What changed
The repo rate under the Liquidity Adjustment Facility was cut by 25 basis points to 4.75%, and the reverse repo rate was similarly reduced to 3.25%. These changes took immediate effect from April 21, 2009, starting with the special term repo auction and second LAF that day.
What it means for you
Banks can now borrow from RBI at a lower cost, which may encourage them to reduce lending rates for customers. The reverse repo rate cut makes parking funds with RBI less attractive, potentially pushing banks to deploy more funds into credit markets.
What you must do
- Update your treasury systems to reflect the new repo rate of 4.75% and reverse repo rate of 3.25% for LAF operations.
- Review your lending and deposit rate strategies to align with the reduced policy rates.
- Monitor the special term repo facility modalities expected to be notified separately.

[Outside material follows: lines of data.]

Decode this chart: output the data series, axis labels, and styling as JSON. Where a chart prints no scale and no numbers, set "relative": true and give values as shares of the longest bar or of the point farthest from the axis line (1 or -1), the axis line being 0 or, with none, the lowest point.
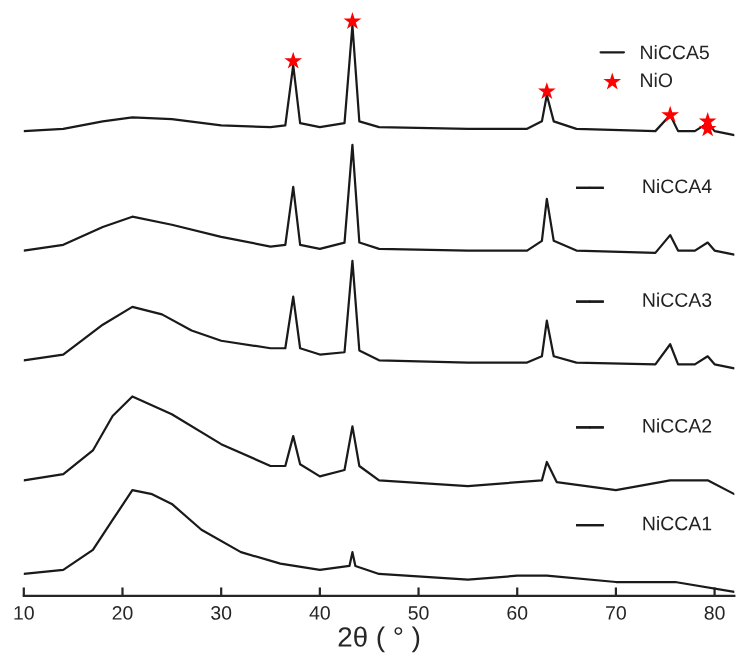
{
  "chart_data": {
    "type": "line",
    "relative": true,
    "xlabel": "2θ ( ° )",
    "xlim": [
      10,
      82
    ],
    "xticks": [
      10,
      20,
      30,
      40,
      50,
      60,
      70,
      80
    ],
    "grid": false,
    "legend": "top right",
    "tick_labels": "x",
    "marker": "none",
    "line_style": "solid",
    "series": [
      {
        "name": "NiCCA5",
        "color": "#1a1a1a",
        "x": [
          10,
          14,
          18,
          21,
          25,
          30,
          35,
          36.5,
          37.3,
          38,
          40,
          42.5,
          43.3,
          44,
          46,
          55,
          61,
          62.5,
          63,
          63.7,
          66,
          74,
          75.5,
          76.3,
          78,
          79.3,
          80,
          82
        ],
        "values": [
          0.809,
          0.813,
          0.826,
          0.833,
          0.83,
          0.819,
          0.816,
          0.819,
          0.924,
          0.823,
          0.816,
          0.823,
          0.993,
          0.826,
          0.816,
          0.813,
          0.813,
          0.826,
          0.872,
          0.826,
          0.813,
          0.809,
          0.837,
          0.809,
          0.809,
          0.823,
          0.809,
          0.802
        ]
      },
      {
        "name": "NiCCA4",
        "color": "#1a1a1a",
        "x": [
          10,
          14,
          18,
          21,
          25,
          30,
          35,
          36.5,
          37.3,
          38,
          40,
          42.5,
          43.3,
          44,
          46,
          55,
          61,
          62.5,
          63,
          63.7,
          66,
          74,
          75.5,
          76.3,
          78,
          79.3,
          80,
          82
        ],
        "values": [
          0.601,
          0.611,
          0.642,
          0.66,
          0.646,
          0.625,
          0.608,
          0.611,
          0.712,
          0.611,
          0.604,
          0.615,
          0.785,
          0.615,
          0.604,
          0.601,
          0.601,
          0.618,
          0.691,
          0.618,
          0.601,
          0.597,
          0.628,
          0.601,
          0.601,
          0.615,
          0.601,
          0.594
        ]
      },
      {
        "name": "NiCCA3",
        "color": "#1a1a1a",
        "x": [
          10,
          14,
          18,
          21,
          24,
          27,
          30,
          35,
          36.5,
          37.3,
          38,
          40,
          42.5,
          43.3,
          44,
          46,
          55,
          61,
          62.5,
          63,
          63.7,
          66,
          74,
          75.5,
          76.3,
          78,
          79.3,
          80,
          82
        ],
        "values": [
          0.41,
          0.42,
          0.472,
          0.503,
          0.49,
          0.462,
          0.444,
          0.431,
          0.431,
          0.521,
          0.431,
          0.42,
          0.424,
          0.583,
          0.427,
          0.41,
          0.406,
          0.406,
          0.417,
          0.479,
          0.417,
          0.406,
          0.403,
          0.438,
          0.403,
          0.403,
          0.417,
          0.403,
          0.396
        ]
      },
      {
        "name": "NiCCA2",
        "color": "#1a1a1a",
        "x": [
          10,
          14,
          17,
          19,
          21,
          25,
          30,
          35,
          36.5,
          37.3,
          38,
          40,
          42.5,
          43.3,
          44,
          46,
          55,
          62.5,
          63,
          64,
          70,
          75.5,
          79.3,
          82
        ],
        "values": [
          0.201,
          0.212,
          0.253,
          0.313,
          0.347,
          0.316,
          0.264,
          0.226,
          0.226,
          0.278,
          0.229,
          0.208,
          0.219,
          0.295,
          0.226,
          0.201,
          0.191,
          0.201,
          0.233,
          0.198,
          0.184,
          0.201,
          0.201,
          0.177
        ]
      },
      {
        "name": "NiCCA1",
        "color": "#1a1a1a",
        "x": [
          10,
          14,
          17,
          19,
          21,
          23,
          25,
          28,
          32,
          36,
          40,
          43,
          43.3,
          43.6,
          46,
          55,
          60,
          63,
          70,
          76,
          82
        ],
        "values": [
          0.038,
          0.045,
          0.08,
          0.132,
          0.184,
          0.177,
          0.16,
          0.115,
          0.076,
          0.056,
          0.045,
          0.052,
          0.076,
          0.052,
          0.038,
          0.028,
          0.035,
          0.035,
          0.024,
          0.024,
          0.007
        ]
      },
      {
        "name": "NiO",
        "type": "scatter",
        "marker": "star",
        "color": "#ff0000",
        "x": [
          37.3,
          43.3,
          63,
          75.5,
          79.3,
          79.3
        ],
        "values": [
          0.931,
          1.0,
          0.878,
          0.837,
          0.826,
          0.813
        ]
      }
    ]
  }
}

- Communicate the rate changes to your asset-liability management team for liquidity planning.
Who it affects
All scheduled commercial banks (excluding RRBs), Primary dealers, Treasury departments, Asset-liability management teams
When did these rate changes take effect?
The revised rates became effective from April 21, 2009, starting with the special term repo auction and the second LAF conducted that day.

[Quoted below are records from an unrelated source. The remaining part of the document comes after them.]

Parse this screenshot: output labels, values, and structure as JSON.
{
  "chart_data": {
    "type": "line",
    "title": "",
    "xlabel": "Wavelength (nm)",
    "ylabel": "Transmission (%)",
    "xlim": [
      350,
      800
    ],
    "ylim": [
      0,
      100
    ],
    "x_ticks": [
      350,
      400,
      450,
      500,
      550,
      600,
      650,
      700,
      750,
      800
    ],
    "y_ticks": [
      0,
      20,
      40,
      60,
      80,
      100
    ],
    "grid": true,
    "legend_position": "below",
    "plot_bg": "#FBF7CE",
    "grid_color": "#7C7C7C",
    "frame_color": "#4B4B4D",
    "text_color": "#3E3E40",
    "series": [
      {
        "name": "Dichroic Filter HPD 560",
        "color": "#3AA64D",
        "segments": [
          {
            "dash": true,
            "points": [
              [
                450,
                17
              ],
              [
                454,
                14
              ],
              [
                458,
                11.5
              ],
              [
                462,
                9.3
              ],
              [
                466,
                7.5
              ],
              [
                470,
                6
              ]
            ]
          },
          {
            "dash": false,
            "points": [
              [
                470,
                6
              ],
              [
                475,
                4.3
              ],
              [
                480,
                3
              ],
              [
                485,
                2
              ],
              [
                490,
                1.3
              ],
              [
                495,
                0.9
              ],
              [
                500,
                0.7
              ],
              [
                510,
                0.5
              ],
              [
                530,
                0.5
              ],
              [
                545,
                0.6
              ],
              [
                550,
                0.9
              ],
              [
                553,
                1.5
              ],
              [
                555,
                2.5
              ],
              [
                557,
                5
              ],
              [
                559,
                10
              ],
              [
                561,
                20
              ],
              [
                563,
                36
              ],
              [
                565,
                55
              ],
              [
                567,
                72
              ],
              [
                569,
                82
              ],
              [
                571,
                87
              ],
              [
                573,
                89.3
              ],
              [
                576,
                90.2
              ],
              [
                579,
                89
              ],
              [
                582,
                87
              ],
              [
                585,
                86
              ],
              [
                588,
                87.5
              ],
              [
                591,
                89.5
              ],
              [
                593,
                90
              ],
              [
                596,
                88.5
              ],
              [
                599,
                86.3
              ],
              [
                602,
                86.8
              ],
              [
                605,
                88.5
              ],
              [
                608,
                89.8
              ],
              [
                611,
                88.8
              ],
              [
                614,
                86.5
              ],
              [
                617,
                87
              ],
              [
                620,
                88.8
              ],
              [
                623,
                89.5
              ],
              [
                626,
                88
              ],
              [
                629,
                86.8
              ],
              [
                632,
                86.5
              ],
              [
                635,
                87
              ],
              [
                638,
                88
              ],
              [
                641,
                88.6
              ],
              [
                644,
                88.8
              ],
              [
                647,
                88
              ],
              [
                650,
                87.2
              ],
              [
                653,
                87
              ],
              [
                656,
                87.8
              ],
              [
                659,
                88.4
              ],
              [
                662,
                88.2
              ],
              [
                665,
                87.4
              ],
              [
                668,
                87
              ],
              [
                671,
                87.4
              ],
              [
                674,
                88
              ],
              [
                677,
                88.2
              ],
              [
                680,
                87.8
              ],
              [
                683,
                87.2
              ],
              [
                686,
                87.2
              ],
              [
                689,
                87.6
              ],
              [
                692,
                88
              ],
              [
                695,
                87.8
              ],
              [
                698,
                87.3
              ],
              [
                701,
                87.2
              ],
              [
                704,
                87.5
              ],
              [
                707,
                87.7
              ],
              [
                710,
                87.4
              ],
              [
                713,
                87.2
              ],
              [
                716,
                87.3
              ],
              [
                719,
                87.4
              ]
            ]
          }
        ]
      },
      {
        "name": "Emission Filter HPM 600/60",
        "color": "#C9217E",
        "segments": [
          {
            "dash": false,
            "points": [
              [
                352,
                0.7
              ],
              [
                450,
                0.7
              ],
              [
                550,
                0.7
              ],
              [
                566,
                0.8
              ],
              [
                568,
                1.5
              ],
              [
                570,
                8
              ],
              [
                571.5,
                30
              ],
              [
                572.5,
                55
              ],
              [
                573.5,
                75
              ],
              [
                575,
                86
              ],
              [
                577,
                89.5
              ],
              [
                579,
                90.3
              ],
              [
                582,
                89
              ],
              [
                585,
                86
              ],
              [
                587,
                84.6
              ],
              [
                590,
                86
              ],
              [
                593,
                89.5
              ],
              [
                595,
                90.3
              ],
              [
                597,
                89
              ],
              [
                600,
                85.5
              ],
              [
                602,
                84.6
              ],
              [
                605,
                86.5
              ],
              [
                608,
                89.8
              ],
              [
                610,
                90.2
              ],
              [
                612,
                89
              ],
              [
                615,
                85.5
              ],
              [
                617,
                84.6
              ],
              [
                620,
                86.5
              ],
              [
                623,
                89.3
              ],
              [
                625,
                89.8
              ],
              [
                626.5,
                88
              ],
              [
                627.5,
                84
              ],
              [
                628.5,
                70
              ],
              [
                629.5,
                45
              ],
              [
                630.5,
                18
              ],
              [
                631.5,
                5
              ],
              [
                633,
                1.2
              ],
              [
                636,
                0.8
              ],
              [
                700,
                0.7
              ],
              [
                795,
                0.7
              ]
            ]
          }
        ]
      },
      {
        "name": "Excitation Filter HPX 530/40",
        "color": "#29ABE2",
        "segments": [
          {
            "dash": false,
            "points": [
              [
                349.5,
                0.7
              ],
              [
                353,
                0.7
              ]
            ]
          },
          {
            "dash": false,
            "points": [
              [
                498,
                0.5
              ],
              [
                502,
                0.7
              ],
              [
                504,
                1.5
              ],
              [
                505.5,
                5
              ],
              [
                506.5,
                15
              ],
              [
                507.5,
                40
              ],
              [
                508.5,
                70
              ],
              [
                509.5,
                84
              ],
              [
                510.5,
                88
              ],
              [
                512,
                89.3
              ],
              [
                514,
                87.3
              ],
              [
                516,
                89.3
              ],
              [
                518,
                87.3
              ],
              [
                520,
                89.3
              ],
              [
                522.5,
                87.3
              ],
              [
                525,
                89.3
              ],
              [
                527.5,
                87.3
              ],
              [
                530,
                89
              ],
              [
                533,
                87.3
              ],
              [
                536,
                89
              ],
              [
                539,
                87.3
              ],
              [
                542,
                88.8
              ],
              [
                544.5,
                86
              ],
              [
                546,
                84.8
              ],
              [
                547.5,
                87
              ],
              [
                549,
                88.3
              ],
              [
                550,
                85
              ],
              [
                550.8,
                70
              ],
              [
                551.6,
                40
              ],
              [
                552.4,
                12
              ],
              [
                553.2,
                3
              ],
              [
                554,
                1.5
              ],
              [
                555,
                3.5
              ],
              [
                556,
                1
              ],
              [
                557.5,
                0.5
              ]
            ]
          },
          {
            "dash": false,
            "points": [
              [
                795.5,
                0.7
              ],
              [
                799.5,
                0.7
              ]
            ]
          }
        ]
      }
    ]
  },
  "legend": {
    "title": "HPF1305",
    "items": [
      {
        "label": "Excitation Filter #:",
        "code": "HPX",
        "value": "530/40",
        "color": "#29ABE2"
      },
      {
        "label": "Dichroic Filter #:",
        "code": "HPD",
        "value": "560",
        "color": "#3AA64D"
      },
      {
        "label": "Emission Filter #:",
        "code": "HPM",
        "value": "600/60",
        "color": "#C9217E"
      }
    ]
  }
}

What were the old and new repo and reverse repo rates?
The repo rate was reduced from 5.00% to 4.75%, and the reverse repo rate from 3.50% to 3.25%, both by 25 basis points.
Will there be any changes to the special term repo facility?
Yes, the RBI mentioned that revised modalities for the special term repo facility would be notified separately, as announced in the Annual Policy Statement.